The challenge for all authors of historical fiction is to make the past accessible to modern readers without losing the spark that makes the story historical. Readers seek out historical fiction for many reasons, which must include a desire to learn about the past in a less dry manner than nonfiction, and to lose themselves in another time and place. Thus, an authentic setting—the where, the when, and the why of historical peoples—can make or break a story.
The latest book in my Gareth and Gwen medieval mysteries, The Fallen Princess, is set during the Welsh harvest festival of Calan Gaeaf, and its companion holy day, Nos Galan Gaeaf, which the modern world knows as Halloween.
While November 1 is known today to the Catholic Church as All Saint’s Day, within Celtic tradition, it was always celebrated as the first day of winter. The Church took this pagan tradition (as it did with many others) and made it a holy day. During the medieval period, Calan Gaeaf was the Welsh harvest festival. The night before, Nos Galan Gaeaf, was the day when the veil between the human world and the world of the spirits thinned.
“The harvest had been gathered in, excess livestock had been culled or killed off and put into storage for the coming year. It was very much a communal festivity, a time for celebration and enjoyment. Everyone, from the farmer to the lowest cow hand, had participated in growing crops and keeping the animals and now they would celebrate together.” http://www.bbc.co.uk/blogs/wales/posts/halloween_nos_galan_gaeaf
Nos Galan Gaeaf, in turn, was all about protecting the community from the dead and easing their progress to the next world.

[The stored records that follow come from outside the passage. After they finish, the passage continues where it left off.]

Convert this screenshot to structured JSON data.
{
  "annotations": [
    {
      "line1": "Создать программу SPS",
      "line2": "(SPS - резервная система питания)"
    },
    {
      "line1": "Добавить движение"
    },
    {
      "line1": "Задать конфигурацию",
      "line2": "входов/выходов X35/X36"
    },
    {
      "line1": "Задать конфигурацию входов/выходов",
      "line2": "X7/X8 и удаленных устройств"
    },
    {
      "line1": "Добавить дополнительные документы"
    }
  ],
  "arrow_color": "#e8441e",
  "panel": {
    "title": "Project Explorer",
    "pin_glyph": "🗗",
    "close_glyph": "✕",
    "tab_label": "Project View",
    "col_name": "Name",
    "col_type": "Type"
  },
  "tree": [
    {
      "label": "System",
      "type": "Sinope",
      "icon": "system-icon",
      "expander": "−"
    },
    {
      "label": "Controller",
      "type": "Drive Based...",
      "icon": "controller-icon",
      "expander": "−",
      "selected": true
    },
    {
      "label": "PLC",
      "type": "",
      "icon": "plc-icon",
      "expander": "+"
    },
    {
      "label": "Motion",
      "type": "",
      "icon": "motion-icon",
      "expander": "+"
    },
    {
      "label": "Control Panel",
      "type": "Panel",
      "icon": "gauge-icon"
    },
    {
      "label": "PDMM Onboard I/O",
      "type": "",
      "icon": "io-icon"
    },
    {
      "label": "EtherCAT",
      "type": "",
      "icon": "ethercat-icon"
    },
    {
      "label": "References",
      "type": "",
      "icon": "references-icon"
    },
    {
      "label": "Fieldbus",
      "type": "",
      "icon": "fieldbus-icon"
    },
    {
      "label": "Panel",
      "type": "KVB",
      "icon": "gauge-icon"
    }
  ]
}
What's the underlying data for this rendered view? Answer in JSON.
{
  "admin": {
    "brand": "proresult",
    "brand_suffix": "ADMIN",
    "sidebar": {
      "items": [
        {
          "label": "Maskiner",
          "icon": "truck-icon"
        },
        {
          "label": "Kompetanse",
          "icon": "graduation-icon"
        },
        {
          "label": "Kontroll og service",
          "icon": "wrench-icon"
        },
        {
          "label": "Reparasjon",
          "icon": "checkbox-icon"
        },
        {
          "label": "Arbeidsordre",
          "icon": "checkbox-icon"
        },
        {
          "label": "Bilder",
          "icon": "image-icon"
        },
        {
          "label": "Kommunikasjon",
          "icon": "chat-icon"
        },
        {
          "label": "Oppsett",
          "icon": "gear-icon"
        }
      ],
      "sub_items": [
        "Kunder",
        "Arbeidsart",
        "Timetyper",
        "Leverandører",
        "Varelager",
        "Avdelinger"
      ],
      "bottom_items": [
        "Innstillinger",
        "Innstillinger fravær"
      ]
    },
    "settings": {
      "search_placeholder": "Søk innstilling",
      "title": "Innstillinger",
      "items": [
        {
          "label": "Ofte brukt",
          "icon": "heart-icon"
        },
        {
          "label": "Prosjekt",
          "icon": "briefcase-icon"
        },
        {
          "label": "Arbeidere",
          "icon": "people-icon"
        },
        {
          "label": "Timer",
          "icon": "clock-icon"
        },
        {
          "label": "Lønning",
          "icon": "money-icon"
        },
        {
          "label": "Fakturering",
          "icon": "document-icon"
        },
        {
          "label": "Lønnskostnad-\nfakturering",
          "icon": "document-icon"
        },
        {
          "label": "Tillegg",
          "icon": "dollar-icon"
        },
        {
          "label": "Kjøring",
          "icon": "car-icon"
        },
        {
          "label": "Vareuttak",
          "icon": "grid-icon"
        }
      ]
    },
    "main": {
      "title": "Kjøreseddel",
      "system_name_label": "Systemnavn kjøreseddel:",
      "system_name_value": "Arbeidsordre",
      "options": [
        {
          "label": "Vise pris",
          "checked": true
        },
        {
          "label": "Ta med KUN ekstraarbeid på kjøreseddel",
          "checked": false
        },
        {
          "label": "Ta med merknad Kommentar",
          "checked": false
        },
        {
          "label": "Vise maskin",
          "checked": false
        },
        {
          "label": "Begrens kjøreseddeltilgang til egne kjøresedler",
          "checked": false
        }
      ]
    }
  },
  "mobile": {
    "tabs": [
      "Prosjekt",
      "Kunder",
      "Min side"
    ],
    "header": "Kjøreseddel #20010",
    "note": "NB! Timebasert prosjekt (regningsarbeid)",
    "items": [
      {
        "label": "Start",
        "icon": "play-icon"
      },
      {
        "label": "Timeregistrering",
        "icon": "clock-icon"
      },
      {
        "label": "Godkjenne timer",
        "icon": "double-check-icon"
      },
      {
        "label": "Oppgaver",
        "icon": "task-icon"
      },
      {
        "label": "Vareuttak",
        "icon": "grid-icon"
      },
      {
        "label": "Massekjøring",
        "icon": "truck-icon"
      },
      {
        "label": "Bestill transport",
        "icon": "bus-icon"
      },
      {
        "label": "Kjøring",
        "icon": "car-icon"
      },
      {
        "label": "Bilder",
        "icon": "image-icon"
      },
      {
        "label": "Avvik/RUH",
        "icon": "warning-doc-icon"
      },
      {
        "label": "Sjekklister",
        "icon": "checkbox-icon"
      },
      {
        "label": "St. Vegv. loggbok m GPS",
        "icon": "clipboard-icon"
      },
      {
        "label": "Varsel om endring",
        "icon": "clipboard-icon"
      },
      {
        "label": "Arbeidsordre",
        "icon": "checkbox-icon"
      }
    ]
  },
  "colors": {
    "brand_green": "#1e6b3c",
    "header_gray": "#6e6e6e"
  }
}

Its customs included putting candles inside turnips (pumpkins are New World foods and thus not available in medieval Wales) to light the way for the dead, leaving out food on one’s stoop to appease the dead, and sharing food with revelers who would move from house to house in a medieval version of trick-or-treating.
My hope in choosing this setting for The Fallen Princess, is to provide an authentic background for the mystery, drawing the reader into what is familiar—in this case, Halloween–without losing sight of what isn’t familiar, Nos Galan Gaeaf.
It’s up to you, the reader, to see if I succeeded.
Sarah Woodbury, January 27, 2014
There is such a fine line, when writing historical fiction, between researched period detail and keeping the characters accessible to today’s readers. In some ways, I believe it’s so much more difficult than writing literary or speculative fiction becasue you’re treading ground that has been covered countless times, but that you need to present it as if the reader is passing over it for the fist time. Ms Woodbury’s work is among the very best in the genre and I’m glad she’s done some new digging into the pre-Christian Celtic Halloween tradition, one of my own interests.
Thanks so much, Richard!
I would be interested to know how you approached the matter of collating research for this story, given that the common people at that time would be illiterate and therefore no written record of their everyday lives remains. I presume that the Christian priesthood would have no interest in Celtic interpretations of Christian festivals. Indeed I imagine that they would have been the last people to document them and thus assist in their preservation in written form. This only leaves the oral tradition, and that is notoriously unreliable as we all know.
There isn’t much documentation for medieval Wales. What exists is primarily the Anglo-Saxon Chronicle and the Welsh Chronicle of the Princes, both of which were kept by monks of the time to detail events. Still, we don’t even know the birthdays of Owain Gwynedd, the King of North Wales at the time The Fallen Princess is set, or his sons.
This paucity of data is exacerbated by the fact that Wales was conquered and many records deliberately destroyed by the English.
That said, information about Calan Gaeaf, for example, is not hard to find. And we have records of Welsh lawbooks, poetry, sagas, and kingdoms dating back to Roman times.
I take issue with the idea that oral history is mistaken. The Native Americans of the Northeast, for instance, trained people to memorize their history; this was their job. Who is to say they were inaccurate? We all know that everything written in history books is not necessarily accurate. Just because it isn’t on the printed page does not make it inaccurate, either. I also mention the greatness of The Iliad and the Odyssey. It’s accuracy may be disputed, but what a loss to literature and the world if these works were not first memorized and repeated by mouth!
Experts who analyzed the Old Testament claim that two people wrote most of the Bible during Moses’s life because they say they have identified two styles of writing that could only come from two individuals.
But the Old Testament timeline starts with Creation in 3960 BC, and Moses and the Jewish timeline starts with the Exodus from Egypt (Moses) about 1312 BC.
And the Old Testament was finished with Luke 21:5-6 in 70 AD with the destruction of the second temple in Jerusalem.
It’s obvious that much of the Old Testament comes from an oral tradition. How accurate can an oral story be that covers a period of more than 2,600 years?